Le brun se releva et Richie essaya de nouveau de le stopper mais Eddie l'esquiva et se précipita vers la porte. Il dévala les escaliers à toute vitesse.

« Eddie non !! » supplia Richie en lui courant après.

Eddie ne l'écoutait pas et sortit de la maison en vitesse. D'habitude, Richie l'aurait rattrapé en un quart de seconde car il le brun ne courait pas vite, mais cette nuit là tout était différent.

L'adrénaline bouillonnait dans le sang d'Eddie, lui donnant presque des ailes.

À cette allure là, il ne savait plus si il courait pour rejoindre Beverly ou fuir Derry.
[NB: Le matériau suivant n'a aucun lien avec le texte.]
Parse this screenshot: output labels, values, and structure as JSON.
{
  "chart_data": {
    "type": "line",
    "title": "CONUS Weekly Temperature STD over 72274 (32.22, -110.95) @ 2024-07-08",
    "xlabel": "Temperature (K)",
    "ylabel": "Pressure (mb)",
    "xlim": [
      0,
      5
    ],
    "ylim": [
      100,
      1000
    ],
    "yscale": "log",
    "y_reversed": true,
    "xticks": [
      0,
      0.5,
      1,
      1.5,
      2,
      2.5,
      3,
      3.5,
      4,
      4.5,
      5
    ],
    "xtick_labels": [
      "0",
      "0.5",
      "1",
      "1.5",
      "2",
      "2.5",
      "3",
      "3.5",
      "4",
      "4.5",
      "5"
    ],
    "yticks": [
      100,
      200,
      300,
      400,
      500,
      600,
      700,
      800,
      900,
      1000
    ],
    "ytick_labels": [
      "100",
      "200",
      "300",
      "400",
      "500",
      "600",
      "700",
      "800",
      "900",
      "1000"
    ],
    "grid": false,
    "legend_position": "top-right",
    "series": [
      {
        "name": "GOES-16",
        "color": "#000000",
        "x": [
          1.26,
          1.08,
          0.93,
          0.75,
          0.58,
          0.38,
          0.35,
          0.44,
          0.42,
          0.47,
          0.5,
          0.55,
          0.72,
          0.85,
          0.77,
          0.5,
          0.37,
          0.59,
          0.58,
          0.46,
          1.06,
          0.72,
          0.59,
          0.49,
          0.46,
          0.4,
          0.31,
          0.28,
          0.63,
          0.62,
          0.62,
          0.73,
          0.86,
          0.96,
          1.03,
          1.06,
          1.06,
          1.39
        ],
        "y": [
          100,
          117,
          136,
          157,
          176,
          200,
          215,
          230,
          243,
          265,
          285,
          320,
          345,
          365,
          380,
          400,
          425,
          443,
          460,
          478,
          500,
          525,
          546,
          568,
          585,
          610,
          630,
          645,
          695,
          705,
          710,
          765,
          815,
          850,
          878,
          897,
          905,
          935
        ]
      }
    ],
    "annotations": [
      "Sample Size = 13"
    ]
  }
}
Richie finit tout de même par le rattraper mais resta à côté de lui au lieu de le persuader de rebrousser chemin. Il espérait vraiment que la situation ne dégénèrerait pas, car il ne savait pas maîtriser sa colère. Et si le père de Beverly, avait le malheur de se trouver là, Richie serait vite tenté de se défouler sur lui. Beverly avait toujours eu peur de son père, à un tel point qu'elle n'avait jamais osé partir ou le dénoncer. Mais Richie, lui, n'avait pas peur alors s'il en avait l'occasion, il se vengerait pour Beverly, pour tous ces bleus dissimulés au fond de teint, pour toutes ces clopes fumées, et pour toutes ces larmes versées.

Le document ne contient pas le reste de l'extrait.